Как-то вечером ко мне в комнату зашел узбек Юсуп с режиссерского отделения и стеснительно спросил, не хочу ли я написать сценарий для его курсовой работы. Ах этот неподражаемый миг, когда к тебе впервые приходят с таким предложением: чувствуешь себя важным, умным и нужным. Конечно, я согласился. Когда сценарий был готов, Юсуп его прочел, сказал, что очень доволен, и только попросил меня внести кое-какие небольшие поправки. Характер изменений мне, правда, не особенно нравился, но искушение увидеть свое имя в титрах было так велико, что я противиться не стал.

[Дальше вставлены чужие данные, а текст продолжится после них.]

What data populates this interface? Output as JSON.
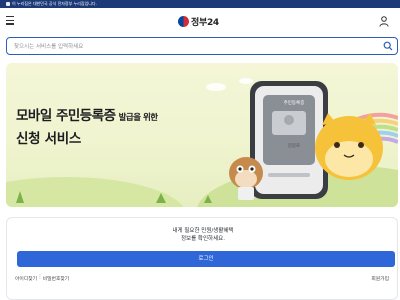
{
  "gov_bar": {
    "notice": "이 누리집은 대한민국 공식 전자정부 누리집입니다."
  },
  "header": {
    "logo_text": "정부24",
    "menu_icon": "hamburger-menu-icon",
    "user_icon": "user-icon"
  },
  "search": {
    "placeholder": "찾으시는 서비스를 입력하세요",
    "icon": "search-icon"
  },
  "banner": {
    "headline_main": "모바일 주민등록증",
    "headline_suffix": "발급을 위한",
    "headline_line2": "신청 서비스",
    "phone_card_title": "주민등록증",
    "phone_card_name": "김몽로"
  },
  "login": {
    "message_line1": "내게 필요한 민원/생활혜택",
    "message_line2": "정보를 확인하세요.",
    "button_label": "로그인",
    "find_id": "아이디찾기",
    "separator": "|",
    "find_password": "비밀번호찾기",
    "signup": "회원가입"
  },
  "colors": {
    "accent": "#2f67d8",
    "gov_bar": "#1d3a78",
    "banner_bg": "#f4f6d7"
  }
}
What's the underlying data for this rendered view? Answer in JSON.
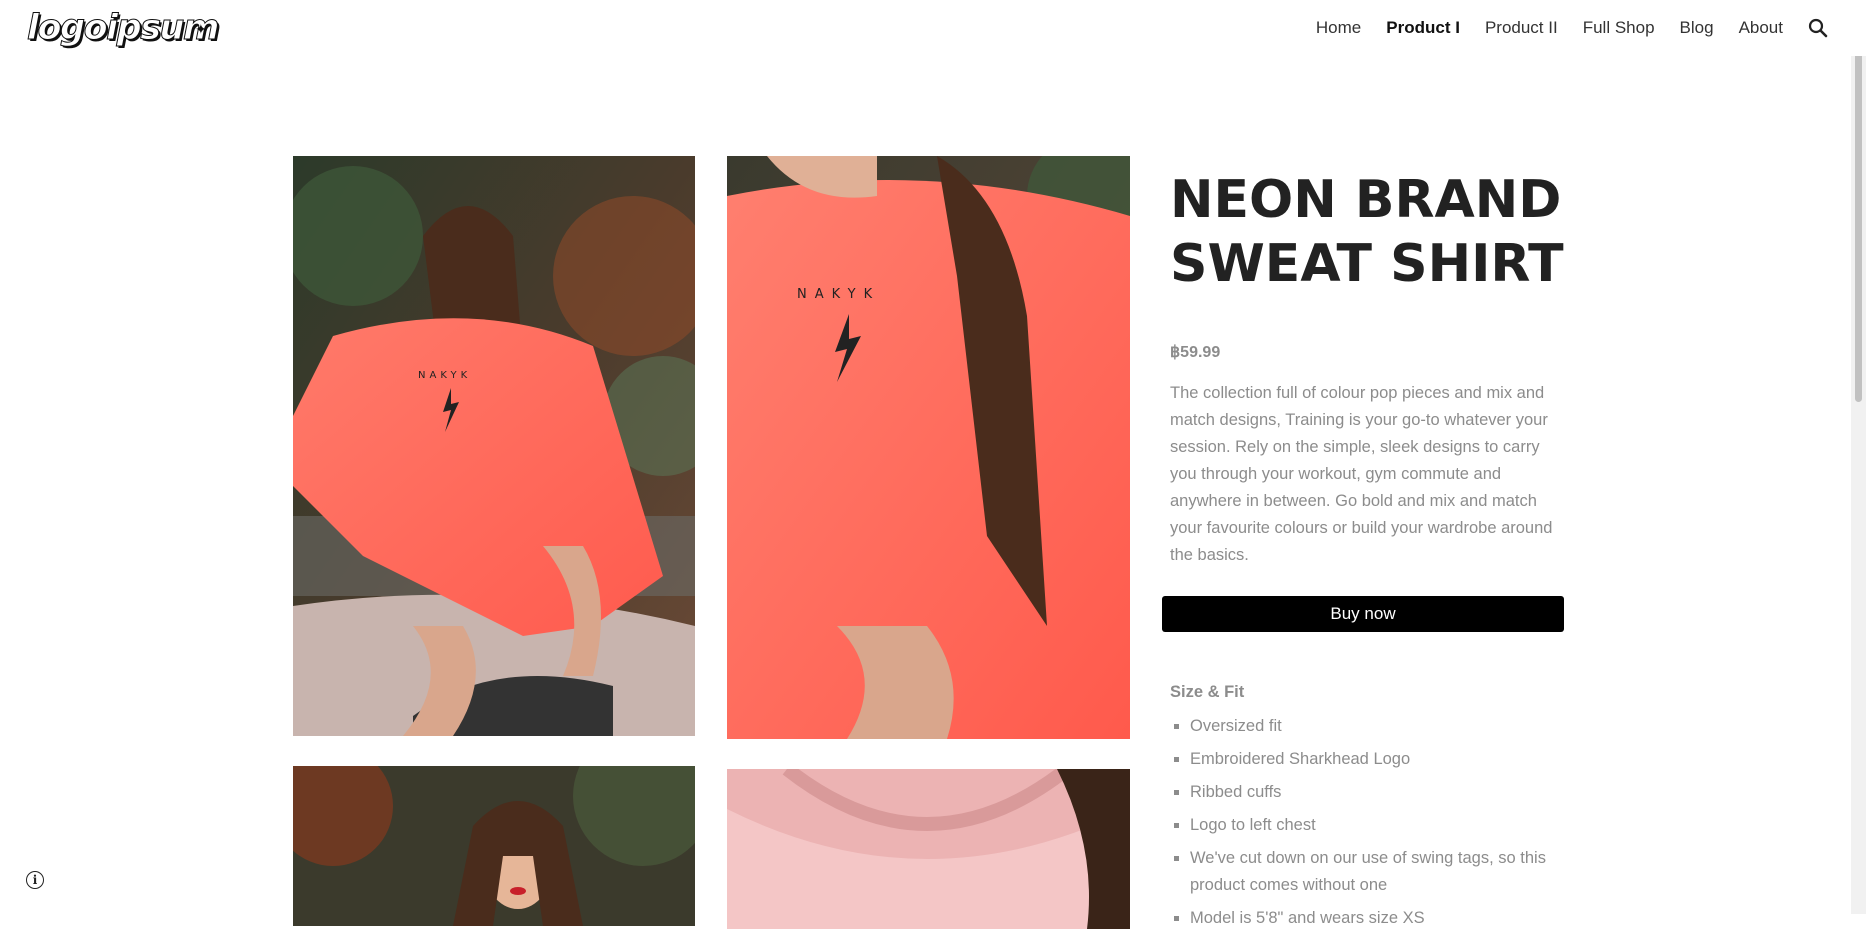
{
  "header": {
    "logo_text": "logoipsum",
    "nav": [
      {
        "label": "Home",
        "active": false
      },
      {
        "label": "Product I",
        "active": true
      },
      {
        "label": "Product II",
        "active": false
      },
      {
        "label": "Full Shop",
        "active": false
      },
      {
        "label": "Blog",
        "active": false
      },
      {
        "label": "About",
        "active": false
      }
    ],
    "search_icon": "search-icon"
  },
  "gallery": {
    "images": [
      {
        "name": "product-image-1"
      },
      {
        "name": "product-image-2"
      },
      {
        "name": "product-image-3"
      },
      {
        "name": "product-image-4"
      }
    ],
    "shirt_print_text": "NAKYK"
  },
  "product": {
    "title": "NEON BRAND SWEAT SHIRT",
    "price": "฿59.99",
    "description": "The collection full of colour pop pieces and mix and match designs, Training is your go-to whatever your session. Rely on the simple, sleek designs to carry you through your workout, gym commute and anywhere in between. Go bold and mix and match your favourite colours or build your wardrobe around the basics.",
    "buy_label": "Buy now",
    "size_fit_title": "Size & Fit",
    "features": [
      "Oversized fit",
      "Embroidered Sharkhead Logo",
      "Ribbed cuffs",
      "Logo to left chest",
      "We've cut down on our use of swing tags, so this product comes without one",
      "Model is 5'8\" and wears size XS"
    ]
  },
  "colors": {
    "accent": "#000000",
    "text_muted": "#8c8c8c",
    "shirt": "#ff6b5e"
  },
  "info_icon": "info-icon"
}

Результатом Юсуп был уже более чем доволен, и мне пришлось сделать лишь два-три последних малюсеньких уточнения. Когда я примерно через месяц спросил его, начались ли уже съемки, он ответил, что еще нет, но скоро, надо только утвердить сценарий на худсовете. Далее я заметил, что он стал меня избегать. Когда я однажды поймал его в фойе Академии, Юсуп объяснил, что да, есть кое-какие проблемы, потому что его руководителю не нравится пара эпизодов. Я спросил, нужна ли моя помощь, но Юсуп сказал, что он справится сам.
Вообразите себе мое удивление, когда некоторое время спустя, на просмотре курсовых работ, я увидел фильм Юсупа и не узнал свой сценарий, от которого остались, в основном, одни имена, и то не все. Я подумал бы, что в итоге он не стал спорить с руководителем и обратился к другому сценаристу, если бы в титрах после имени самого Юсупа не стояло мое. У меня было ощущение, что меня обокрали. Мне было так стыдно, что я с трудом заставил себя после просмотра подойти к Юсупу и спросить, что все это означает. Лучше б я этого не делал. Он вышел из себя и буквально накинулся на меня, вопрошая, чем я недоволен, да еще после того, как не захотел внести изменений, которых требовали руководитель и худсовет, и ему пришлось все переделать самому.
Я и впоследствии имел дело с режиссерами, и всегда это заканчивалось примерно такой же ссорой. По моим сценариям сняли несколько мультфильмов, но радости от них всегда было меньше, чем возмущения. Все, что я в итоге из общения с режиссерами вынес, это их коллективный портрет, с которым хочу познакомить и вас.
Режиссер это (обычно) мужчина, который ведет себя, как девушка, достигшая брачного возраста. Он старается хорошо выглядеть, привлекать к себе внимание и оставлять о себе впечатление, как об особо ценном существе. Я не хочу сказать, что тщеславие – качество, писателям совсем уж незнакомое, но поскольку нам обычно свойственна рефлексия, то мы, в отличие от режиссеров, с этой неприятной особенностью характера боремся, стесняемся и скрываем ее, а иногда, если очень повезет, даже совсем от нее отделываемся. Режиссер же этого не может, да и не желает. Он как будто подсознательно (сознание у режиссеров встречается редко) чувствует, что в лице тщеславия он потерял бы главный ингредиент своей личности. Потому режиссер, который не вышагивает вальяжно, не одевается по последней известной ему моде и не выбирает каждое утро подходящий к настроению парфюм – нонсенс. Я знал одного режиссера, который, отправившись в трехдневную командировку, взял с собой такое же количество чемоданов: два с одеждой и один с дезодорантами. Вниманию актрис – если вам предлагает роль режиссер, чей маникюр хуже вашего, лучше всего отказаться, это наверняка самозванец.
При всей схожести, режиссера от вышеупомянутой девушки все-таки отличает одна черта – отсутствие четкой цели. Каждая молодая женщина, как бы мало у нее не было ума, осознает, во имя чего прихорашивается, режиссер же этого не знает, и это незнание тревожит и злит его. Тщеславие режиссеров самого трагического склада – это тщеславие ради тщеславия. Девушка, выскочившая, наконец, замуж, немедленно забывает о большинстве своих забот, для режиссеров же такой миг умиротворения не наступает никогда.